Le CV agonise, et l'IA tient l'arme du crime
Les employeurs sont submergés par des candidatures générées par l'IA, LinkedIn traitant désormais 11 000 demandes par minute, soit une augmentation de 45 % par rapport à l'année dernière, selon des données rapportées par The New York Times. Le processus de recrutement traditionnel est saturé par ce bruit automatisé, une forme de "spam de recrutement" similaire aux contenus sensationnels qui envahissent les réseaux sociaux. Cette avalanche de CV produits par ChatGPT et de candidatures soumises par des bots a déclenché une course aux armements entre chercheurs d'emploi et employeurs, chacun utilisant des outils d'IA de plus en plus sophistiqués.
Katie Tanner, une consultante en RH, illustre l'ampleur du problème : submergée par plus de 1 200 candidatures pour un seul poste à distance, elle a dû retirer l'offre et mettait encore trois mois à trier les dossiers. Depuis l'émergence des bots d'IA générative en 2022, cette technologie est passée d'un outil pratique à une perturbation systémique du recrutement.
Certains candidats poussent l'automatisation plus loin, payant des agents IA pour postuler à leur place. Les recruteurs constatent que de nombreux CV se ressemblent étrangement, compliquant l'identification des profils réellement qualifiés. Si les outils informatiques aidaient déjà à rédiger des CV depuis des décennies, l'IA a radicalement changé la donne en permettant de générer des centaines de candidatures sur mesure en un clic.

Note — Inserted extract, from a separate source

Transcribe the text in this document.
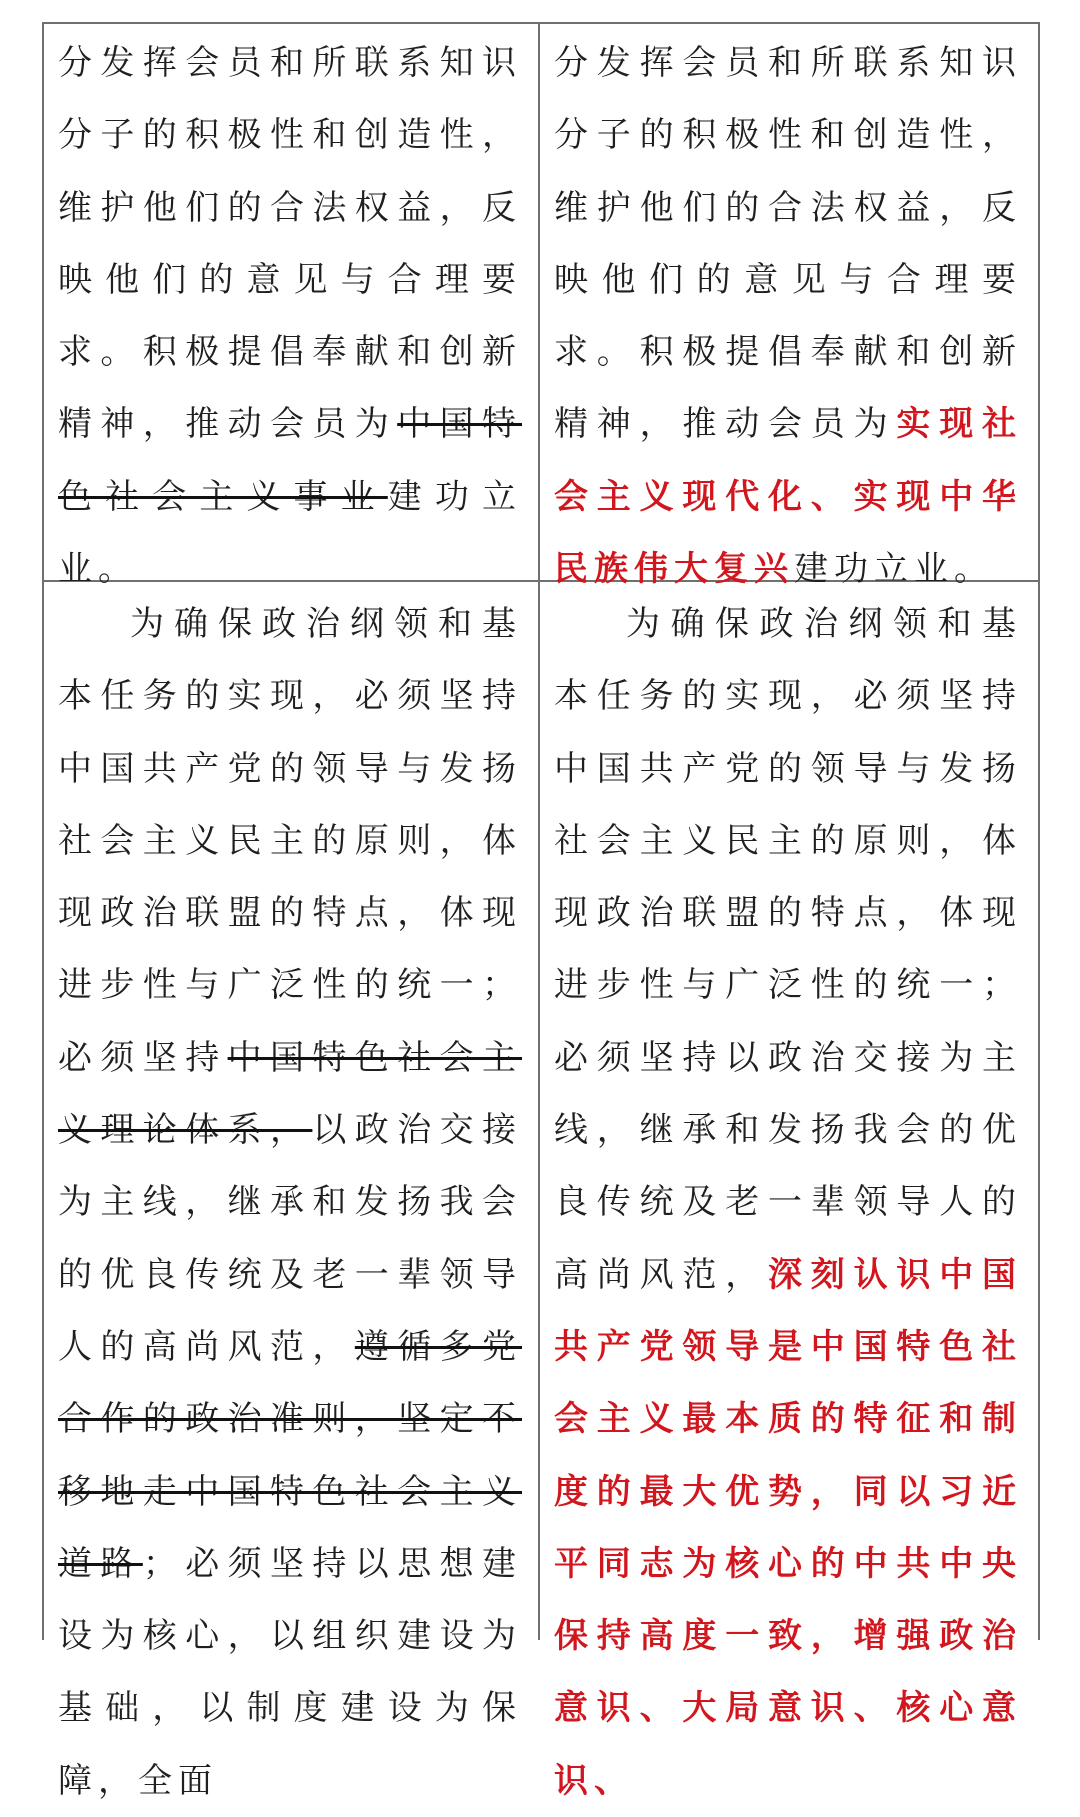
分发挥会员和所联系知识分子的积极性和创造性，维护他们的合法权益，反映他们的意见与合理要求。积极提倡奉献和创新精神，推动会员为中国特色社会主义事业建功立业。

分发挥会员和所联系知识分子的积极性和创造性，维护他们的合法权益，反映他们的意见与合理要求。积极提倡奉献和创新精神，推动会员为实现社会主义现代化、实现中华民族伟大复兴建功立业。

为确保政治纲领和基本任务的实现，必须坚持中国共产党的领导与发扬社会主义民主的原则，体现政治联盟的特点，体现进步性与广泛性的统一；必须坚持中国特色社会主义理论体系，以政治交接为主线，继承和发扬我会的优良传统及老一辈领导人的高尚风范，遵循多党合作的政治准则，坚定不移地走中国特色社会主义道路；必须坚持以思想建设为核心，以组织建设为基础，以制度建设为保障，全面

为确保政治纲领和基本任务的实现，必须坚持中国共产党的领导与发扬社会主义民主的原则，体现政治联盟的特点，体现进步性与广泛性的统一；必须坚持以政治交接为主线，继承和发扬我会的优良传统及老一辈领导人的高尚风范，深刻认识中国共产党领导是中国特色社会主义最本质的特征和制度的最大优势，同以习近平同志为核心的中共中央保持高度一致，增强政治意识、大局意识、核心意识、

Face à ce déluge, les entreprises déploient leurs propres défenses IA. Chipotle a réduit son temps de recrutement de 75 % grâce à son chatbot Ava Cado. Mais cette escalade technologique crée une situation absurde où des machines évaluent d'autres machines, tandis que les humains peinent à établir des connexions authentiques.
Le problème dépasse le simple volume : les fraudes explosent, avec des cas d'identité fictive qui pourraient concerner 1 candidat sur 4 d'ici 2028. Pire, les outils de screening IA reproduisent les biais humains, privilégiant par exemple les noms masculins blancs - un problème légal potentiel.
Ironiquement, même les entreprises d'IA comme Anthropic déconseillent maintenant l'usage de leurs outils pour les candidatures. Face à cette crise, l'avenir du recrutement pourrait nécessiter d'abandonner complètement le CV au profit de méthodes que l'IA ne peut pas facilement reproduire : tests en direct, portfolios ou périodes d'essai.
Nous assistons peut-être à la lente agonie du CV comme marqueur d'intérêt et de qualification. Dans ce monde de plus en plus artificiel, la solution ultime pourrait bien être... de laisser les robots s'embaucher entre eux pendant que les humains profitent de la vie.